Wednesday, December 04, 2013

Bankruptcy and the Mafia

The city of Detroit has been allowed to file for protection from bankruptcy by a federal judge. This means the city can now tell its creditors that it is sorry, but will not pay debts that were negotiated in good faith. The news is of particular interest to thousands of retirees who worked for the city under the assumption that the pension they were promised would indeed arrive, after they had worked a lifetime for it.

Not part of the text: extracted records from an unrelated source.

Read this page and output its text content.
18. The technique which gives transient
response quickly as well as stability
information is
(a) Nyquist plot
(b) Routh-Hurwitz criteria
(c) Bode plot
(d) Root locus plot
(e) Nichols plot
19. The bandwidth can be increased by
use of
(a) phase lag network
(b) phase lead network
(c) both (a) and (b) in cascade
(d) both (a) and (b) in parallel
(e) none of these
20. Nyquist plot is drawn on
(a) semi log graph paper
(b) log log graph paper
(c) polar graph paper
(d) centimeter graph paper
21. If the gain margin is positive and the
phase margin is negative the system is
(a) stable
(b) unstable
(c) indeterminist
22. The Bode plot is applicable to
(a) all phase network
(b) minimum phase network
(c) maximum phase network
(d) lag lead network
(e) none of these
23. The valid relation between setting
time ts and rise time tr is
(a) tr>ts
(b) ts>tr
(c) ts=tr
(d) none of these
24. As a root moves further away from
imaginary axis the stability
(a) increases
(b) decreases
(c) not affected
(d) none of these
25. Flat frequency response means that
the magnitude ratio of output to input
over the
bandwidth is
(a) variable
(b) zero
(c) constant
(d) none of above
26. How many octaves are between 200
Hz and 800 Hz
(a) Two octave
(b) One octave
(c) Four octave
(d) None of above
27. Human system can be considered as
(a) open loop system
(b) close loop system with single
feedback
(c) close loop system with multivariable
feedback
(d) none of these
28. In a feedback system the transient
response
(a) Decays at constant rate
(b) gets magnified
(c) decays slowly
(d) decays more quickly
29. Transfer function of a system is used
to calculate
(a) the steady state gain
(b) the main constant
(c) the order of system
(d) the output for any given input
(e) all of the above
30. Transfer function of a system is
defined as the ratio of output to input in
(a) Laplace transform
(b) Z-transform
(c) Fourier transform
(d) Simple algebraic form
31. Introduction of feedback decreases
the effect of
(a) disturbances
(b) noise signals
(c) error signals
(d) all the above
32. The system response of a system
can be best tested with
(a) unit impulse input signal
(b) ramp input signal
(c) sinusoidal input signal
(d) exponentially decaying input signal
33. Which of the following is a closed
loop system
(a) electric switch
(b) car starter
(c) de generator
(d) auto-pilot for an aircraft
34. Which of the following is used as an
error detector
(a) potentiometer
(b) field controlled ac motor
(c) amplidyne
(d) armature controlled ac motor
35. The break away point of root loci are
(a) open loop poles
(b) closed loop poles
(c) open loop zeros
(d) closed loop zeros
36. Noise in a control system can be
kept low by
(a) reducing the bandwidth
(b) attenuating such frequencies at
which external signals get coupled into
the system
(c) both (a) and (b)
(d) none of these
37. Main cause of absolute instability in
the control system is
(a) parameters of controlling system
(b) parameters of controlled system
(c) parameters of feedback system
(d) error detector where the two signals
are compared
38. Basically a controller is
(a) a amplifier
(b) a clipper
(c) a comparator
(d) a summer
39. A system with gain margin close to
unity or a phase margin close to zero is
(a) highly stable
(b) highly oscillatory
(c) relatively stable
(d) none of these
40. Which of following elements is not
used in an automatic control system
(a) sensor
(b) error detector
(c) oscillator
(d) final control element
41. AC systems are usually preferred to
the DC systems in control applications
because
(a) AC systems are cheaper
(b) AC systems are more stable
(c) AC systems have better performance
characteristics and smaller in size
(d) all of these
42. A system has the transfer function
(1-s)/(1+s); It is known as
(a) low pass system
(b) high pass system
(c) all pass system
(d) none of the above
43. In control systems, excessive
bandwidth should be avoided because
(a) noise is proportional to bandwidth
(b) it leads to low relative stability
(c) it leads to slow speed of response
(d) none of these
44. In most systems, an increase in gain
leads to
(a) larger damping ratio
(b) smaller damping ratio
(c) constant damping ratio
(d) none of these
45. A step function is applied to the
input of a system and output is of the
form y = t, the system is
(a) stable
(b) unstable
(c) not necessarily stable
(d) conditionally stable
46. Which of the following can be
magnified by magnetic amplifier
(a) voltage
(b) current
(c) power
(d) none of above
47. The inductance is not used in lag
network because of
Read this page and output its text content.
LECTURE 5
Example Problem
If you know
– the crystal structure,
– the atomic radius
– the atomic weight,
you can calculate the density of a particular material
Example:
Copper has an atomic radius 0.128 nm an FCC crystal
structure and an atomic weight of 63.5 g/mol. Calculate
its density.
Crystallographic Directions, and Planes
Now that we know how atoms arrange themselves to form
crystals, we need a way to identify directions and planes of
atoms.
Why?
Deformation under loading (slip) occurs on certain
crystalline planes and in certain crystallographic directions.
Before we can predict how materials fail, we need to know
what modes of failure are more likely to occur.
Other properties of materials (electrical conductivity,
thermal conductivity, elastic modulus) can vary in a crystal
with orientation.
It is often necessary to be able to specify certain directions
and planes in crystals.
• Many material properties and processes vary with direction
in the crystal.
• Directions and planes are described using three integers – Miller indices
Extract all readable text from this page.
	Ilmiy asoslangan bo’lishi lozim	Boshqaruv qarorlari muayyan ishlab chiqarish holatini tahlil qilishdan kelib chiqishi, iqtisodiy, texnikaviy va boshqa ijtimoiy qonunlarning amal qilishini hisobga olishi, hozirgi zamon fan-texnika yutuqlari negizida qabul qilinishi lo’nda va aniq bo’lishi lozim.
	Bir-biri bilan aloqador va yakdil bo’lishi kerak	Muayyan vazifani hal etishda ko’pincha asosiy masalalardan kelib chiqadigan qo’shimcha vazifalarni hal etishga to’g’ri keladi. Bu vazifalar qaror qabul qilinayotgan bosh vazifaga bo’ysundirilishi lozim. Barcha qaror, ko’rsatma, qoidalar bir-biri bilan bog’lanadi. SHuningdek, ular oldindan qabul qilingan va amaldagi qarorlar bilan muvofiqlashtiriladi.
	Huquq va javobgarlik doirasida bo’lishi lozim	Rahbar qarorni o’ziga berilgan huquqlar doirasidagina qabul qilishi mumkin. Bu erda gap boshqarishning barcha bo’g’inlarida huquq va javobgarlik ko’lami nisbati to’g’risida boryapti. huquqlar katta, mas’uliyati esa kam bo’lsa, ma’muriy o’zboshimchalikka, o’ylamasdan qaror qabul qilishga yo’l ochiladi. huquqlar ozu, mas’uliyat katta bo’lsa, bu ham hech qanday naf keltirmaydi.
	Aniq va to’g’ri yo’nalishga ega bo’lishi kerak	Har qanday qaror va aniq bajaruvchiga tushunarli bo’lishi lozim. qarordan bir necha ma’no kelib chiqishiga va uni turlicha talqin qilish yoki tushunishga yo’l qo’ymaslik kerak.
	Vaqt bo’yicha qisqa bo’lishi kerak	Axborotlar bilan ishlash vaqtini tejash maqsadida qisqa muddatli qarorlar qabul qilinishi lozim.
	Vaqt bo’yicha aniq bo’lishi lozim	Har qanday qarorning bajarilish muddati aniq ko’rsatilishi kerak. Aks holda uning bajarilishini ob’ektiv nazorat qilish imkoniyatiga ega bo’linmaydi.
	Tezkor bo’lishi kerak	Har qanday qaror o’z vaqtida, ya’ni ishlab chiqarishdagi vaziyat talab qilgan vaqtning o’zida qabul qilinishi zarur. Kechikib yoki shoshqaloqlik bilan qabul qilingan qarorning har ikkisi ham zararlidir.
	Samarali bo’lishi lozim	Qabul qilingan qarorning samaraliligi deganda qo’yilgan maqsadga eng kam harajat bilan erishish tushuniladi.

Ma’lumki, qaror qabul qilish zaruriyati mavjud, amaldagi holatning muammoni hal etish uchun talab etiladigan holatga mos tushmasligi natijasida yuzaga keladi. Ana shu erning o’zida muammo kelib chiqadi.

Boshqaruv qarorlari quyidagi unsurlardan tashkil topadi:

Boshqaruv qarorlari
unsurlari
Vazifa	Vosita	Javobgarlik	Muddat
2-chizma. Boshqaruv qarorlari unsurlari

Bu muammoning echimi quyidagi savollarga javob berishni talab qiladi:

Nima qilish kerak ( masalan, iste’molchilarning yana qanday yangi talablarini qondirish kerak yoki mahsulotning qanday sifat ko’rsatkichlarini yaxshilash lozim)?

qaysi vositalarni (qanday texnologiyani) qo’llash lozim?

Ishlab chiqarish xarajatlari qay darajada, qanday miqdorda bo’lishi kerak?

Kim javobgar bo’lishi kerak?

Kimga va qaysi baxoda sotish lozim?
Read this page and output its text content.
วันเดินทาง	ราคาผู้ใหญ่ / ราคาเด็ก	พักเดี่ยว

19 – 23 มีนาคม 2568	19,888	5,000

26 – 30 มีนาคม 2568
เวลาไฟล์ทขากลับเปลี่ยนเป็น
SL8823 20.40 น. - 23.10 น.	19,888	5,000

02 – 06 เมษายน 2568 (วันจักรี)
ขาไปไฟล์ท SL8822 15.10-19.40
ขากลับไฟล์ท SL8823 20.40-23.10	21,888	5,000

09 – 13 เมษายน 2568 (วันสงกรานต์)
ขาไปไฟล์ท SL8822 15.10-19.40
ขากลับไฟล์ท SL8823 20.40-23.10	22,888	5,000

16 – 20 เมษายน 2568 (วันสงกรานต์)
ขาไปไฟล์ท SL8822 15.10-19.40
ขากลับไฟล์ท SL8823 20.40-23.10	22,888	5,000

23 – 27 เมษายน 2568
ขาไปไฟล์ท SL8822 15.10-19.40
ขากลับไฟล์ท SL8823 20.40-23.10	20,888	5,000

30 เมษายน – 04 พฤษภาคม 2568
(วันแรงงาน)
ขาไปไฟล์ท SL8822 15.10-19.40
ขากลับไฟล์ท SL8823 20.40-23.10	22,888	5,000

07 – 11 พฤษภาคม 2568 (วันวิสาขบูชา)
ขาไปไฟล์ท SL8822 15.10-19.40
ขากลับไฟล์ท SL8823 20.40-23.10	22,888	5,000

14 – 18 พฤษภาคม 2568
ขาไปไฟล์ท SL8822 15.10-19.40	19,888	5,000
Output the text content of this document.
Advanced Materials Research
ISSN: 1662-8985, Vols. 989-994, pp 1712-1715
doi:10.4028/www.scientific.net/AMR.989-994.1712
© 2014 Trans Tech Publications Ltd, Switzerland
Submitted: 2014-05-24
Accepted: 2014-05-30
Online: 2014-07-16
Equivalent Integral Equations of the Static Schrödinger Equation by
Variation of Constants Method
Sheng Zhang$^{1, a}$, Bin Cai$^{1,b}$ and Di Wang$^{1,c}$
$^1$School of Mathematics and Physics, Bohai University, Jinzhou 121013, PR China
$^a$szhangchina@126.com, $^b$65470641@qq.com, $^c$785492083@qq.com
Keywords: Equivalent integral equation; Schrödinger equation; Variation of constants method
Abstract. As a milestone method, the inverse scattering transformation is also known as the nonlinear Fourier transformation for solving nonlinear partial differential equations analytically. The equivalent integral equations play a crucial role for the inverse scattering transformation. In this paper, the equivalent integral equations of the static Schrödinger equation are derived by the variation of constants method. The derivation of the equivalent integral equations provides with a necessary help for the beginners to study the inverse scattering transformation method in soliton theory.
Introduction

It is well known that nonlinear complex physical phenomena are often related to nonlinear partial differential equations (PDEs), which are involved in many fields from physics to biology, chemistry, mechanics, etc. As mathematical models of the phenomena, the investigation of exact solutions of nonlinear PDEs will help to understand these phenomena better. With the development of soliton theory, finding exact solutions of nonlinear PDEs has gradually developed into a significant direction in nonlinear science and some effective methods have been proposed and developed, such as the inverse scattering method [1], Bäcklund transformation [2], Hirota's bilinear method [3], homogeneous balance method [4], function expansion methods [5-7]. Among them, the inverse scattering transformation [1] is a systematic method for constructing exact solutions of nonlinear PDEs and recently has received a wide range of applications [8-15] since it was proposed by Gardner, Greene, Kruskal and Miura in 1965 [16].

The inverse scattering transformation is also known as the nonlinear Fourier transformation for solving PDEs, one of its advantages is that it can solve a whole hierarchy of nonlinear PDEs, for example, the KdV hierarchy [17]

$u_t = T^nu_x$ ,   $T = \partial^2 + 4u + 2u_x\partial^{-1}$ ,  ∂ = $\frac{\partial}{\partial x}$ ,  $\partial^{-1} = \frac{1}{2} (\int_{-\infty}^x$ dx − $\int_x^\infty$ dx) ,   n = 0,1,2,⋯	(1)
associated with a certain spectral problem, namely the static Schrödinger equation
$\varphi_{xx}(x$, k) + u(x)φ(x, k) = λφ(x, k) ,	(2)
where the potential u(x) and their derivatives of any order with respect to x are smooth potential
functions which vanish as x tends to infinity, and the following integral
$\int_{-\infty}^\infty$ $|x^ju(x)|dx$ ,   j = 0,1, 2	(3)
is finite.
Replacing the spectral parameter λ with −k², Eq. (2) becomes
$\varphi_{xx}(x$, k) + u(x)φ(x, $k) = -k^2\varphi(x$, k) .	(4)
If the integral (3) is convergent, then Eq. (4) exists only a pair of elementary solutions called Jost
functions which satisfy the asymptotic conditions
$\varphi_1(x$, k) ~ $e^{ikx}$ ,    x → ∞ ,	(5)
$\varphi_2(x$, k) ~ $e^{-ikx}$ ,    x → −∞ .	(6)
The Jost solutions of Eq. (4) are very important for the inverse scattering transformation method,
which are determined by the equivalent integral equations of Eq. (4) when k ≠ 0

 Young people are being brainwashed into thinking that unions and pensions are evils to be avoided. Nobody bothers to tell them that pensions were part of legally negotiated contracts, and that pensions were often accepted in return for a lower hourly wage. Charlatans claim that unions ruined the auto industry in America, when the exact opposite is true. The American auto was the envy of the world, until foreign companies began to compete with machines made by people who worked all day for next to nothing. American management's response was to cheapen their products to the point where no sane person in America wanted to buy one. The result was catastrophic for the entire industry. Workers were told the only choice was to lower the American standard of living, to downsize their dreams, to realize that it no longer mattered if you worked hard and saved your money. You had to learn to work for a bowl of rice a day and be grateful for it. In other words, go back in time to the 1920's, when someone who went on strike would get his head bashed in by hired goons. The heartfelt dream of Corporate America.
 Which brings us to the question, was Detroit mismanaged? Of course it was. All cities are, as are most companies. Organizations generally prosper in spite of management, as long as conditions are favorable. Detroit has been crumbling for decades. You can buy a house in Detroit for less than it would cost for a garage for your car in most other cities. Nobody wants to live there. The folks who were elected to run the city have been floundering and failing relentlessly, and bankruptcy comes as no surprise, except that it took so long. The retirees have no choice now but to hope they don't get torn up too badly.
 In America, we have what is spookily referred to as "The Underworld". In the Underworld, you can buy drugs, hire prostitutes, and make bets on literally anything, as big a bet as you dare to make. I know personally of two guys whose fathers made such bad bets that they had to sell their homes to pay them off. On the street, everyone knows you have to "do the right thing". You have to pay your debts. I'm glad I wasn't in the room when those guys told their wives what they had done. There is no such thing as bankruptcy in the Underworld. Saying you can't pay the debt you owe is signing up for a one- way ride in a cement canoe. Which wouldn't be a bad thing for those who mismanaged the finances of Detroit. It would be the right thing.